| AVS 65th International Symposium & Exhibition | |
| Biomaterial Interfaces Division | Tuesday Sessions |
| Session BI-TuP |
| Session: | Biomaterial Interfaces Division Poster Session |
| Presenter: | Eun Ji Shin, Pohang University of Science and Technology, Republic of Korea |
| Authors: | E.J. Shin, Pohang University of Science and Technology, Republic of Korea J.W. Park, Pohang University of Science and Technology, Republic of Korea |
| Correspondent: | Click to Email |
Alzheimer’s Disease (AD) and Parkinson’s Disease (PD) are neurodegenerative diseases resulting in progressive degeneration or death of neuron cells. These are associated with the aggregation of peptides, ‘amyloid-beta (Aβ)’ and ‘alpha-synuclein (α-syn)’. It is believed that Aβ and α-syn oligomers are intermediates in the fibril formation, and both oligomers and fibrils are primarily responsible for the pathogenesis. Further study showed that rate of the oligomerization (or aggregation) increases when Aβ and α-syn co-exist, and the co-existence causes the diseases even worse. It is very likely that hetero-oligomers could be formed, but presence and structure of the hetero-oligomers have not been elucidated.
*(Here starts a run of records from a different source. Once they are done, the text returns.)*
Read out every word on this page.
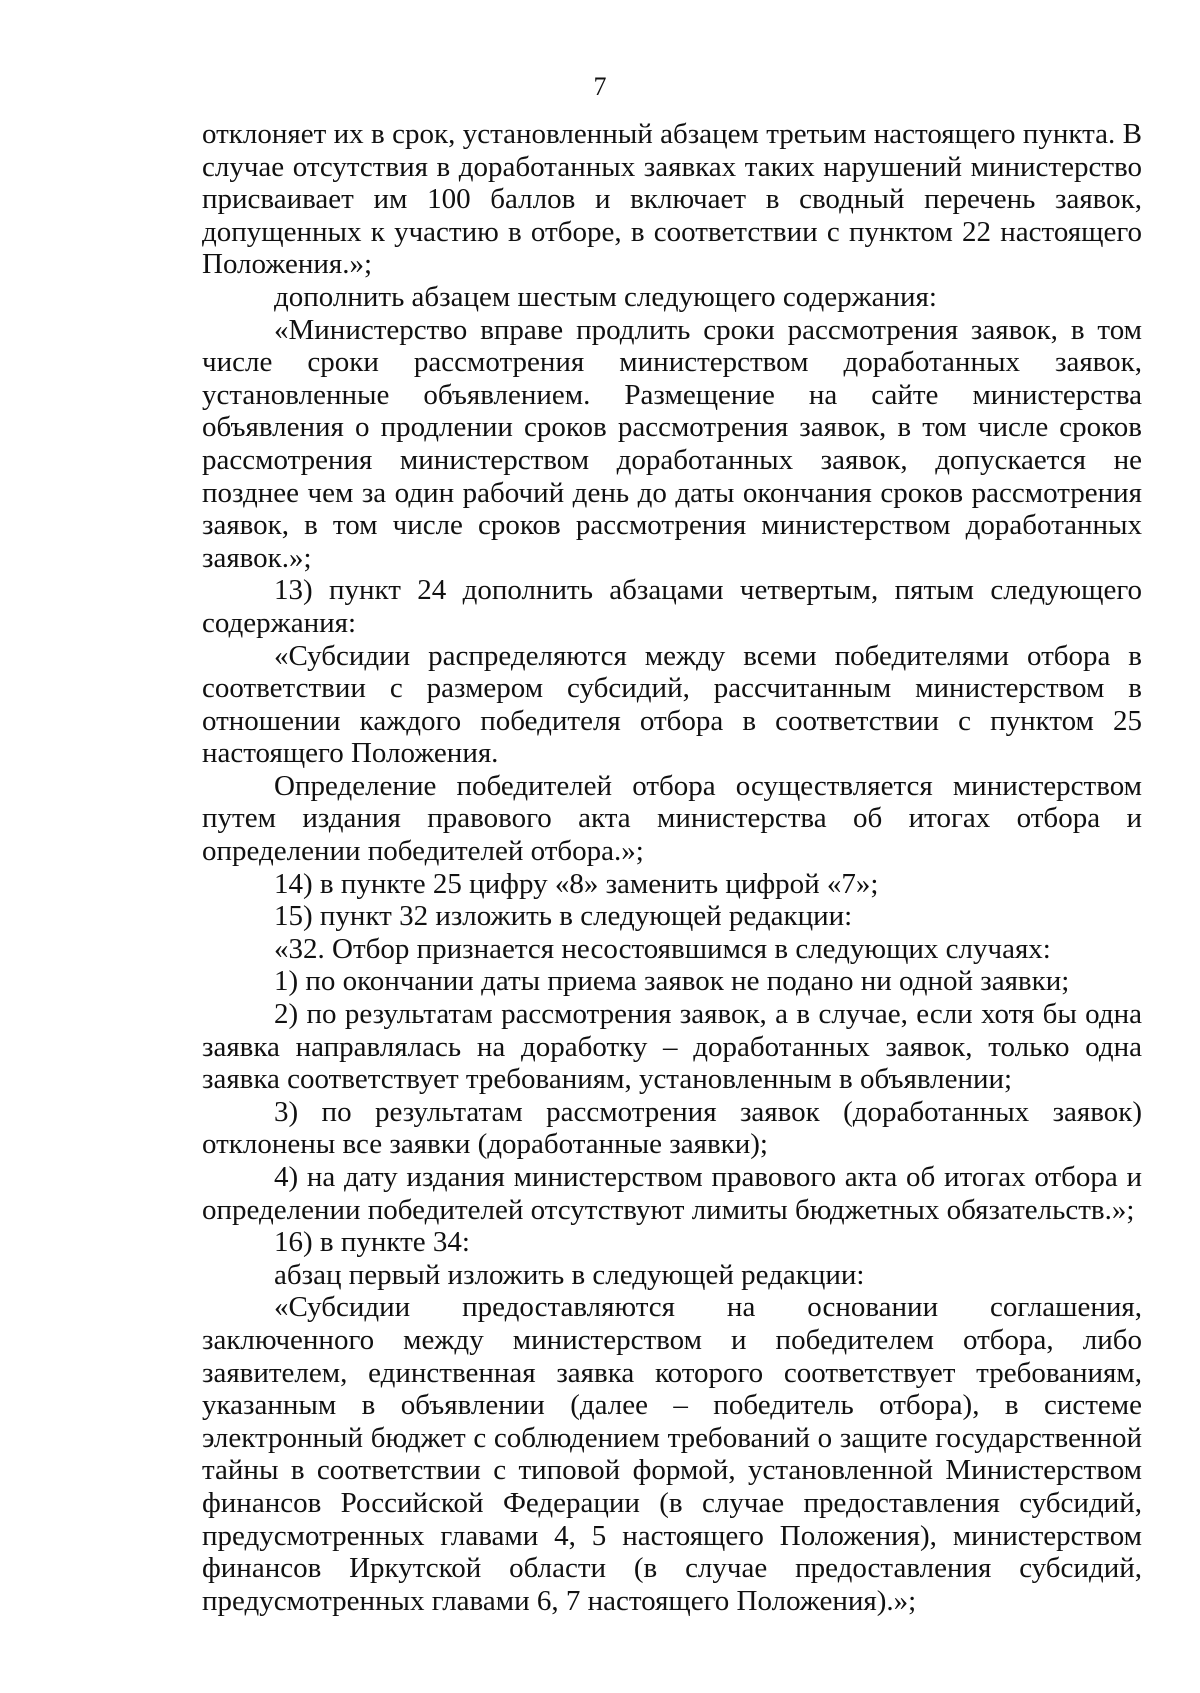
7

отклоняет их в срок, установленный абзацем третьим настоящего пункта. В случае отсутствия в доработанных заявках таких нарушений министерство присваивает им 100 баллов и включает в сводный перечень заявок, допущенных к участию в отборе, в соответствии с пунктом 22 настоящего Положения.»;

дополнить абзацем шестым следующего содержания:

«Министерство вправе продлить сроки рассмотрения заявок, в том числе сроки рассмотрения министерством доработанных заявок, установленные объявлением. Размещение на сайте министерства объявления о продлении сроков рассмотрения заявок, в том числе сроков рассмотрения министерством доработанных заявок, допускается не позднее чем за один рабочий день до даты окончания сроков рассмотрения заявок, в том числе сроков рассмотрения министерством доработанных заявок.»;

13) пункт 24 дополнить абзацами четвертым, пятым следующего содержания:

«Субсидии распределяются между всеми победителями отбора в соответствии с размером субсидий, рассчитанным министерством в отношении каждого победителя отбора в соответствии с пунктом 25 настоящего Положения.

Определение победителей отбора осуществляется министерством путем издания правового акта министерства об итогах отбора и определении победителей отбора.»;

14) в пункте 25 цифру «8» заменить цифрой «7»;

15) пункт 32 изложить в следующей редакции:

«32. Отбор признается несостоявшимся в следующих случаях:

1) по окончании даты приема заявок не подано ни одной заявки;

2) по результатам рассмотрения заявок, а в случае, если хотя бы одна заявка направлялась на доработку – доработанных заявок, только одна заявка соответствует требованиям, установленным в объявлении;

3) по результатам рассмотрения заявок (доработанных заявок) отклонены все заявки (доработанные заявки);

4) на дату издания министерством правового акта об итогах отбора и определении победителей отсутствуют лимиты бюджетных обязательств.»;

16) в пункте 34:

абзац первый изложить в следующей редакции:

«Субсидии предоставляются на основании соглашения, заключенного между министерством и победителем отбора, либо заявителем, единственная заявка которого соответствует требованиям, указанным в объявлении (далее – победитель отбора), в системе электронный бюджет с соблюдением требований о защите государственной тайны в соответствии с типовой формой, установленной Министерством финансов Российской Федерации (в случае предоставления субсидий, предусмотренных главами 4, 5 настоящего Положения), министерством финансов Иркутской области (в случае предоставления субсидий, предусмотренных главами 6, 7 настоящего Положения).»;
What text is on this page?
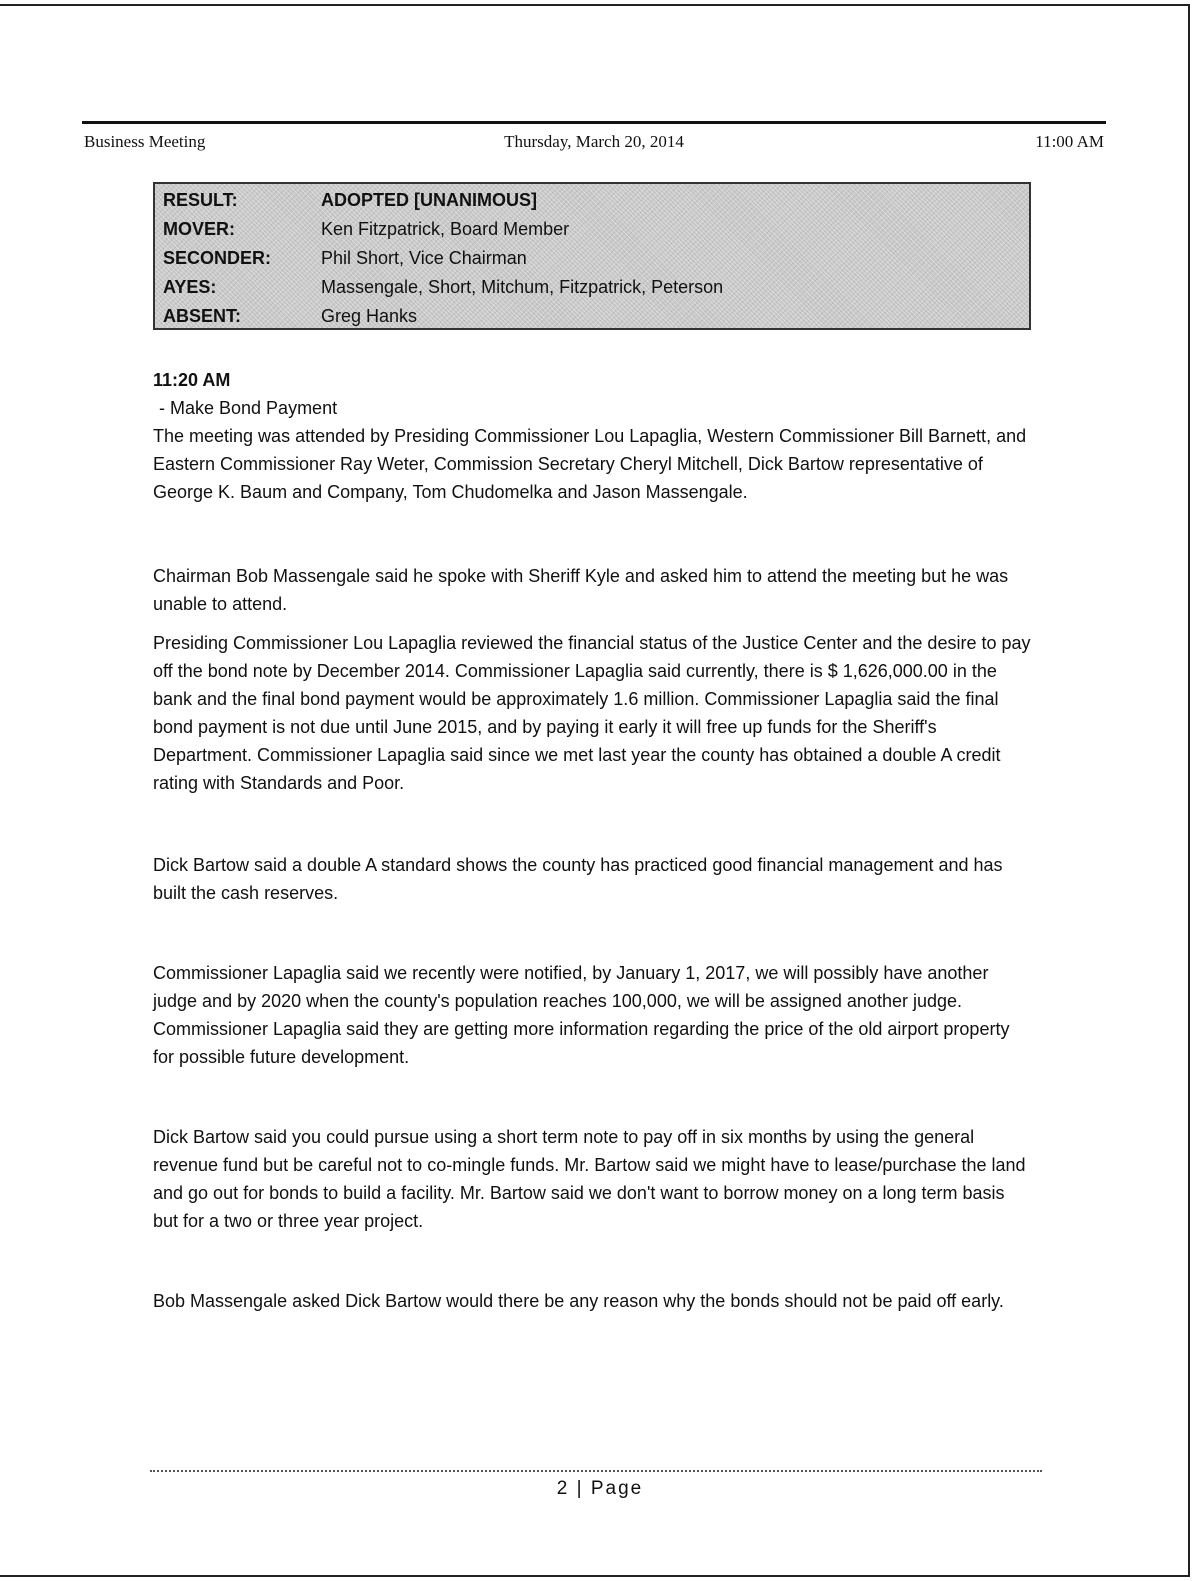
Business Meeting	Thursday, March 20, 2014	11:00 AM
RESULT:	ADOPTED [UNANIMOUS]
MOVER:	Ken Fitzpatrick, Board Member
SECONDER:	Phil Short, Vice Chairman
AYES:	Massengale, Short, Mitchum, Fitzpatrick, Peterson
ABSENT:	Greg Hanks

11:20 AM

- Make Bond Payment

The meeting was attended by Presiding Commissioner Lou Lapaglia, Western Commissioner Bill Barnett, and Eastern Commissioner Ray Weter, Commission Secretary Cheryl Mitchell, Dick Bartow representative of George K. Baum and Company, Tom Chudomelka and Jason Massengale.

Chairman Bob Massengale said he spoke with Sheriff Kyle and asked him to attend the meeting but he was unable to attend.

Presiding Commissioner Lou Lapaglia reviewed the financial status of the Justice Center and the desire to pay off the bond note by December 2014. Commissioner Lapaglia said currently, there is $ 1,626,000.00 in the bank and the final bond payment would be approximately 1.6 million. Commissioner Lapaglia said the final bond payment is not due until June 2015, and by paying it early it will free up funds for the Sheriff's Department. Commissioner Lapaglia said since we met last year the county has obtained a double A credit rating with Standards and Poor.

Dick Bartow said a double A standard shows the county has practiced good financial management and has built the cash reserves.

Commissioner Lapaglia said we recently were notified, by January 1, 2017, we will possibly have another judge and by 2020 when the county's population reaches 100,000, we will be assigned another judge. Commissioner Lapaglia said they are getting more information regarding the price of the old airport property for possible future development.

Dick Bartow said you could pursue using a short term note to pay off in six months by using the general revenue fund but be careful not to co-mingle funds. Mr. Bartow said we might have to lease/purchase the land and go out for bonds to build a facility. Mr. Bartow said we don't want to borrow money on a long term basis but for a two or three year project.

Bob Massengale asked Dick Bartow would there be any reason why the bonds should not be paid off early.

2 | Page
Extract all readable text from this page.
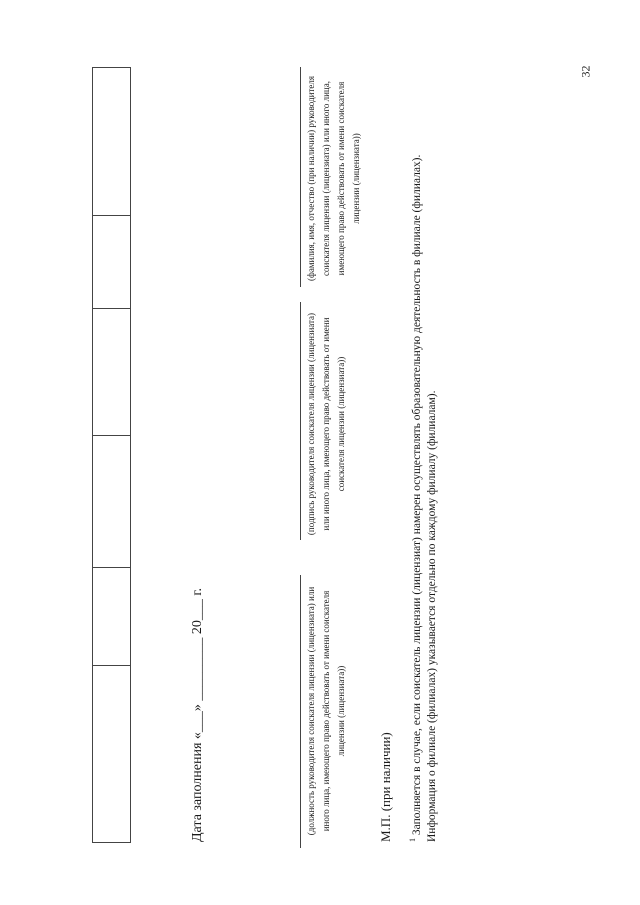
32
Дата заполнения «___» _________ 20___ г.	(должность руководителя соискателя лицензии (лицензиата) или иного лица, имеющего право действовать от имени соискателя лицензии (лицензиата))
(подпись руководителя соискателя лицензии (лицензиата) или иного лица, имеющего право действовать от имени соискателя лицензии (лицензиата))
(фамилия, имя, отчество (при наличии) руководителя соискателя лицензии (лицензиата) или иного лица, имеющего право действовать от имени соискателя лицензии (лицензиата))
М.П. (при наличии)	$^1$ Заполняется в случае, если соискатель лицензии (лицензиат) намерен осуществлять образовательную деятельность в филиале (филиалах). Информация о филиале (филиалах) указывается отдельно по каждому филиалу (филиалам).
Herein, we employed atomic force spectroscopy with a liquid cell to characterize the hetero-oligomers generated in vitro. For comparison, homo-oligomers were prepared separately. In particular, antibodies recognizing N-terminal of Aβ and N-terminal of α-syn were conjugated at AFM probes, and the specific interaction between the antibodies and surface of the oligomers was followed. After adsorbing the oligomers on mica surface, a tip tethering Aβ antibody was used to get high resolution force maps of a target oligomer, and subsequently another tip tethering α-syn antibody was brought to the same target for the examination. The overlaid map revealed that specific unbinding events with respect to two different antibodies were observed within an oligomer, and it holds for all sizes under investigation. Because homo-oligomers were not observed at all, it can be said that formation of hetero-oligomers is strongly favored. It is intriguing to note that the percentage of recognizing pixels for α-syn increases in comparison with the α-syn homo-oligomer, suggesting a different mode of aggregation for the hetero-oligomerization. We believe that such structural information helps to understand the relationship between the misfolded proteins and the pathogenesis in brain.